This past month LEARN was invited to workshop with four groups of future elementary science teachers at McGill University. Our objective was to make them live STEAM (science, technology, engineering, art and mathematics) in two different activities. We believe mindset is everything, and merely teaching content does not effectively get students to “think like” a scientist, a mathematician, an architect and so on. Lived experiences inspire true learning that students tend never to forget. Now, at the elementary level, science isn’t necessarily taught by specialists, which can make beginning teachers very skittish. They might feel they don’t have the expertise to “teach” science and technology, thus tend to follow whatever textbook was left behind, or try to avoid it at all costs. LEARN decided it would be best for the pre-service teachers to live STEAM by doing, and in turn they would uncover a mindset of wonder, discovery, and yes thinking and doing as scientists do.
Our first activity used the lens of the science concept of states of matter; gas, liquid and solids. We gave certain parameters, but still left the activity open enough for personal creativity and learning styles to flourish.

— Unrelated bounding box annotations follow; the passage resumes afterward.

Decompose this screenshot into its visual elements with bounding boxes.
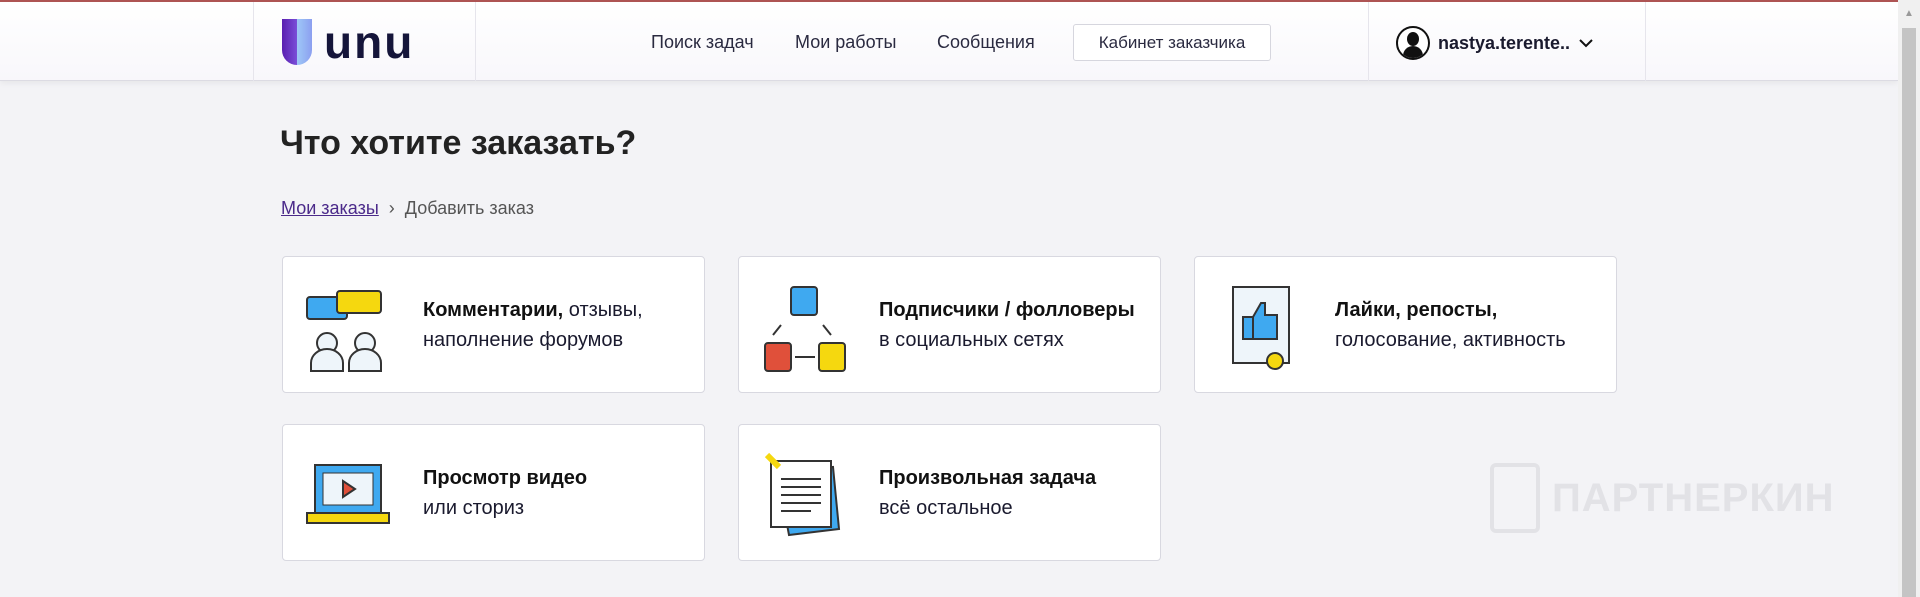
breadcrumb-current: Добавить заказ — [404, 198, 534, 218]
watermark-text: ПАРТНЕРКИН — [1552, 475, 1835, 520]
breadcrumb: Мои заказы › Добавить заказ — [281, 198, 534, 219]
card-subtitle: наполнение форумов — [423, 329, 624, 351]
divider — [1368, 2, 1369, 81]
header: unu Поиск задач Мои работы Сообщения Каб… — [0, 2, 1898, 81]
nav-messages[interactable]: Сообщения — [937, 32, 1035, 53]
watermark-logo-icon — [1490, 463, 1540, 533]
card-comments[interactable]: Комментарии, отзывы, наполнение форумов — [282, 256, 705, 393]
logo-text: unu — [324, 16, 415, 68]
card-subtitle: всё остальное — [879, 497, 1013, 519]
logo-icon — [282, 19, 312, 65]
avatar-icon — [1396, 26, 1430, 60]
scroll-up-icon[interactable]: ▲ — [1904, 8, 1914, 19]
logo[interactable]: unu — [282, 19, 414, 65]
page-title: Что хотите заказать? — [280, 124, 637, 162]
breadcrumb-my-orders[interactable]: Мои заказы — [281, 198, 379, 219]
divider — [1645, 2, 1646, 81]
username: nastya.terente.. — [1438, 32, 1571, 53]
card-custom-task[interactable]: Произвольная задача всё остальное — [738, 424, 1161, 561]
nav-my-works[interactable]: Мои работы — [795, 32, 896, 53]
card-followers[interactable]: Подписчики / фолловеры в социальных сетях — [738, 256, 1161, 393]
customer-cabinet-button[interactable]: Кабинет заказчика — [1073, 24, 1271, 61]
breadcrumb-separator-icon: › — [388, 198, 395, 218]
likes-icon — [1232, 286, 1290, 370]
chevron-down-icon — [1579, 39, 1593, 48]
scrollbar-thumb[interactable] — [1902, 28, 1916, 597]
card-subtitle: в социальных сетях — [879, 329, 1064, 351]
card-title: Просмотр видео — [423, 467, 588, 489]
document-icon — [764, 452, 841, 537]
video-icon — [306, 464, 390, 524]
user-menu[interactable]: nastya.terente.. — [1396, 26, 1594, 60]
watermark: ПАРТНЕРКИН — [1490, 463, 1835, 533]
nav-find-tasks[interactable]: Поиск задач — [651, 32, 754, 53]
card-title: Комментарии, — [423, 299, 564, 321]
scrollbar[interactable]: ▲ — [1898, 0, 1920, 597]
card-title-rest: отзывы, — [563, 299, 643, 321]
card-title: Произвольная задача — [879, 467, 1097, 489]
followers-icon — [764, 286, 846, 372]
comments-icon — [306, 290, 382, 372]
card-title: Лайки, репосты, — [1335, 299, 1498, 321]
card-subtitle: или сториз — [423, 497, 525, 519]
divider — [475, 2, 476, 81]
card-title: Подписчики / фолловеры — [879, 299, 1135, 321]
card-likes[interactable]: Лайки, репосты, голосование, активность — [1194, 256, 1617, 393]
card-video[interactable]: Просмотр видео или сториз — [282, 424, 705, 561]
divider — [253, 2, 254, 81]
card-subtitle: голосование, активность — [1335, 329, 1566, 351]
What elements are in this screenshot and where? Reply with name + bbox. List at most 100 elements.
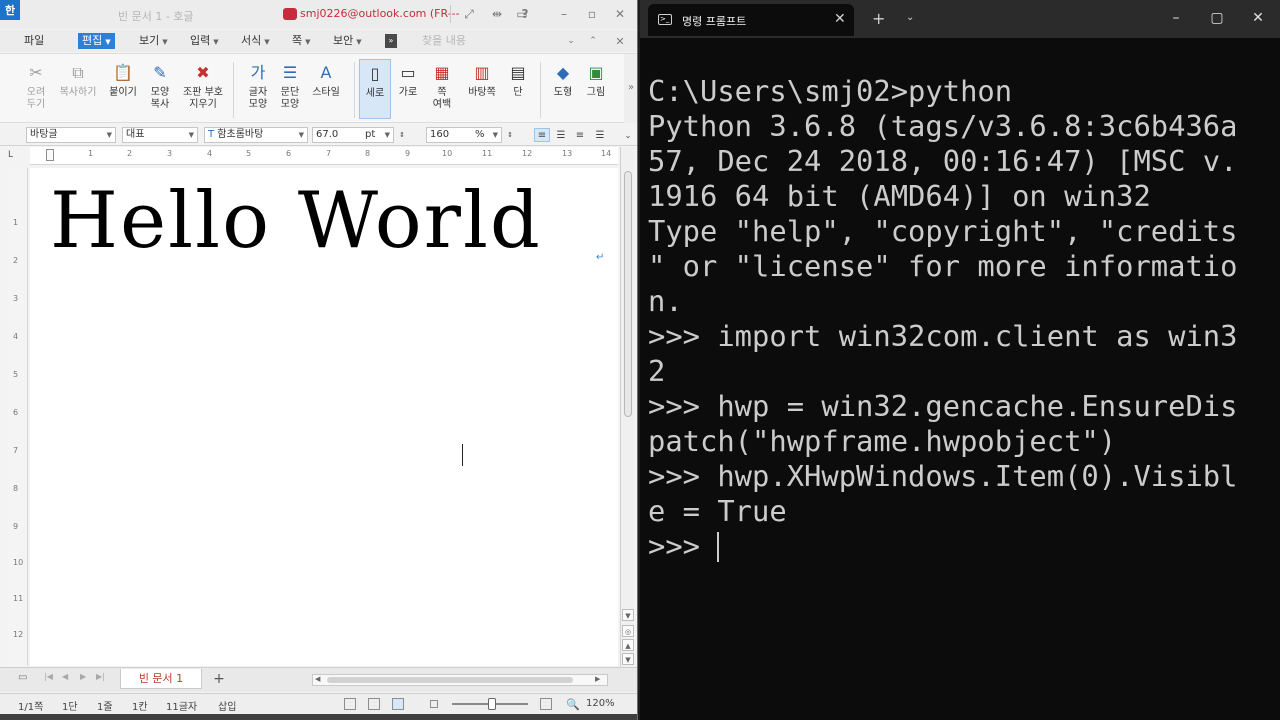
prev-tab-icon[interactable]: ◀ [62, 672, 68, 681]
find-input[interactable]: 찾을 내용 [422, 32, 574, 50]
menu-edit[interactable]: 편집 ▼ [78, 33, 115, 49]
horizontal-scrollbar[interactable]: ◀ ▶ [312, 674, 608, 686]
style-select-value: 바탕글 [30, 129, 58, 140]
portrait-button[interactable]: ▯ 세로 [359, 59, 391, 119]
shape-button[interactable]: ◆ 도형 [546, 62, 580, 99]
minimize-button[interactable]: – [1164, 8, 1188, 28]
picture-button[interactable]: ▣ 그림 [580, 62, 612, 99]
taskbar-strip [0, 714, 637, 720]
menu-view[interactable]: 보기 ▼ [139, 33, 168, 49]
terminal-titlebar[interactable]: >_ 명령 프롬프트 ✕ + ⌄ – ▢ ✕ [640, 0, 1280, 38]
page-view-icon[interactable] [392, 698, 404, 710]
menu-insert[interactable]: 입력 ▼ [190, 33, 219, 49]
fit-page-icon[interactable] [540, 698, 552, 710]
first-tab-icon[interactable]: |◀ [44, 672, 53, 681]
scroll-down-icon[interactable]: ▼ [622, 609, 634, 621]
scroll-thumb[interactable] [624, 171, 632, 417]
align-center-icon[interactable]: ≡ [572, 128, 588, 142]
zoom-icon[interactable]: 🔍 [566, 698, 580, 711]
toolbar-more-icon[interactable]: ⌄ [620, 128, 636, 142]
next-page-icon[interactable]: ▼ [622, 653, 634, 665]
tab-list-icon[interactable]: ▭ [18, 672, 27, 683]
maximize-button[interactable]: ▫ [581, 4, 603, 24]
prev-page-icon[interactable]: ▲ [622, 639, 634, 651]
font-select[interactable]: T 함초롬바탕 ▼ [204, 127, 308, 143]
line-spacing-input[interactable]: 160% ▼ [426, 127, 502, 143]
account-email: smj0226@outlook.com (FR--- [300, 7, 460, 20]
clear-format-button[interactable]: ✖ 조판 부호 지우기 [180, 62, 226, 111]
scroll-right-icon[interactable]: ▶ [595, 675, 600, 683]
new-tab-button[interactable]: + [872, 9, 885, 28]
hwp-titlebar[interactable]: 한 빈 문서 1 - 호글 smj0226@outlook.com (FR---… [0, 0, 637, 29]
scroll-left-icon[interactable]: ◀ [315, 675, 320, 683]
account-label[interactable]: smj0226@outlook.com (FR--- [283, 7, 460, 20]
vertical-scrollbar[interactable]: ▼ ◎ ▲ ▼ [620, 147, 634, 667]
landscape-button[interactable]: ▭ 가로 [392, 62, 424, 99]
terminal-tab[interactable]: >_ 명령 프롬프트 ✕ [648, 4, 854, 36]
status-insert-mode[interactable]: 삽입 [218, 698, 236, 713]
page-view-icon[interactable]: ◎ [622, 625, 634, 637]
menu-format[interactable]: 서식 ▼ [241, 33, 270, 49]
web-view-icon[interactable] [368, 698, 380, 710]
align-right-icon[interactable]: ☰ [592, 128, 608, 142]
paste-button[interactable]: 📋 붙이기 [103, 62, 143, 99]
last-tab-icon[interactable]: ▶| [96, 672, 105, 681]
zoom-out-icon[interactable] [430, 700, 438, 708]
ribbon-more-icon[interactable]: » [624, 54, 637, 123]
menu-security[interactable]: 보안 ▼ [333, 33, 362, 49]
close-button[interactable]: ✕ [1246, 8, 1270, 28]
dock-icon[interactable]: ⇹ [486, 4, 508, 24]
collapse-ribbon-icon[interactable]: ⌃ [582, 31, 604, 51]
language-select[interactable]: 대표 ▼ [122, 127, 198, 143]
cut-label: 오려 두기 [26, 87, 46, 110]
align-justify-icon[interactable]: ≡ [534, 128, 550, 142]
tab-document[interactable]: 빈 문서 1 [120, 669, 202, 689]
fullscreen-icon[interactable]: ⤢ [458, 4, 480, 24]
ribbon-divider [540, 62, 541, 118]
font-size-input[interactable]: 67.0 pt ▼ [312, 127, 394, 143]
zoom-slider-knob[interactable] [488, 698, 496, 710]
menu-file[interactable]: 파일 [24, 33, 44, 49]
hwp-logo-icon[interactable]: 한 [0, 0, 20, 20]
indent-marker[interactable] [46, 149, 54, 161]
ruler-tab-icon[interactable]: L [8, 150, 24, 164]
search-dropdown-icon[interactable]: ⌄ [560, 31, 582, 51]
document-page[interactable]: Hello World ↵ [30, 168, 618, 666]
style-select[interactable]: 바탕글 ▼ [26, 127, 116, 143]
add-tab-button[interactable]: + [210, 670, 228, 688]
line-spacing-stepper[interactable]: ⇕ [502, 128, 518, 142]
close-doc-icon[interactable]: ✕ [609, 31, 631, 51]
terminal-prompt[interactable]: >>> [648, 529, 717, 564]
ribbon-toolbar: ✂ 오려 두기 ⧉ 복사하기 📋 붙이기 ✎ 모양 복사 ✖ 조판 부호 지우기… [0, 53, 637, 123]
normal-view-icon[interactable] [344, 698, 356, 710]
para-shape-label: 문단 모양 [280, 87, 300, 110]
close-tab-icon[interactable]: ✕ [834, 11, 846, 27]
vertical-ruler[interactable]: 1 2 3 4 5 6 7 8 9 10 11 12 [8, 168, 28, 666]
maximize-button[interactable]: ▢ [1205, 8, 1229, 28]
style-button[interactable]: A 스타일 [306, 62, 346, 99]
menu-edit-label: 편집 [82, 34, 103, 47]
para-shape-button[interactable]: ☰ 문단 모양 [270, 62, 310, 111]
horizontal-ruler[interactable]: 1 2 3 4 5 6 7 8 9 10 11 12 13 14 [30, 147, 618, 165]
format-painter-button[interactable]: ✎ 모양 복사 [140, 62, 180, 111]
chevron-down-icon[interactable]: ⌄ [906, 12, 914, 23]
align-left-icon[interactable]: ☰ [553, 128, 569, 142]
minimize-button[interactable]: – [553, 4, 575, 24]
menu-page[interactable]: 쪽 ▼ [292, 33, 311, 49]
font-size-stepper[interactable]: ⇕ [394, 128, 410, 142]
more-menus-icon[interactable]: » [385, 34, 397, 48]
zoom-level[interactable]: 120% [586, 698, 615, 709]
scroll-thumb[interactable] [327, 677, 573, 683]
document-text[interactable]: Hello World [50, 176, 542, 266]
landscape-label: 가로 [398, 87, 418, 98]
close-button[interactable]: ✕ [609, 4, 631, 24]
cut-button[interactable]: ✂ 오려 두기 [16, 62, 56, 111]
master-page-button[interactable]: ▥ 바탕쪽 [462, 62, 502, 99]
copy-button[interactable]: ⧉ 복사하기 [56, 62, 100, 99]
next-tab-icon[interactable]: ▶ [80, 672, 86, 681]
page-margin-button[interactable]: ▦ 쪽 여백 [424, 62, 460, 111]
ruler-tick: 10 [442, 149, 453, 158]
columns-button[interactable]: ▤ 단 [502, 62, 534, 99]
terminal-output[interactable]: C:\Users\smj02>python Python 3.6.8 (tags… [640, 38, 1280, 720]
help-button[interactable]: ? [514, 4, 536, 24]
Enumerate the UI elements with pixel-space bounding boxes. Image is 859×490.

The Prompt: Create an artbot that can draw on its’ own (hands-free) that represented in its markings one of the states of matter. The idea being that gas would leave a random, spacious marking on paper, liquid more linear but still has space between markings and solid would be represented in a solid line. The students had limited materials (a cup, motor, battery, markers, cup, two wires and a cork), and were on limited time… 25 minutes to complete.
Needless to say, they had to think! But the beauty is every artbot was unique, and the students could experience and witness the subjects in one STEAM activity. Sure it was hard, there was some frustration, trouble shooting, critical thinking, lots of mistakes and yes tons of learning. When we debriefed, they were able to pick out where the science was, where the engineering was etc… the glimmer of a new mindset was planted. Less us, more them!
Our second activity was a little more high tech, as we used the microcontroller, Makey Makey to animate a science model they had previously created in class on a variety of concepts like the life of a worm, and water cycle. We showed them how to hookup a Makey Makey that would take over the keyboard with conductive materials, like play dough, copper tape and pencils, plus we added Scratch so they could record their voices explaining what their model was all about. It was great fun with lots of fun information presented when we did our museum walk.
STEAM in action is win win… Teachers and students working together with wonder to figure how things work. It’s authentic, engaging, and about learning to think like an expert! Hard fun.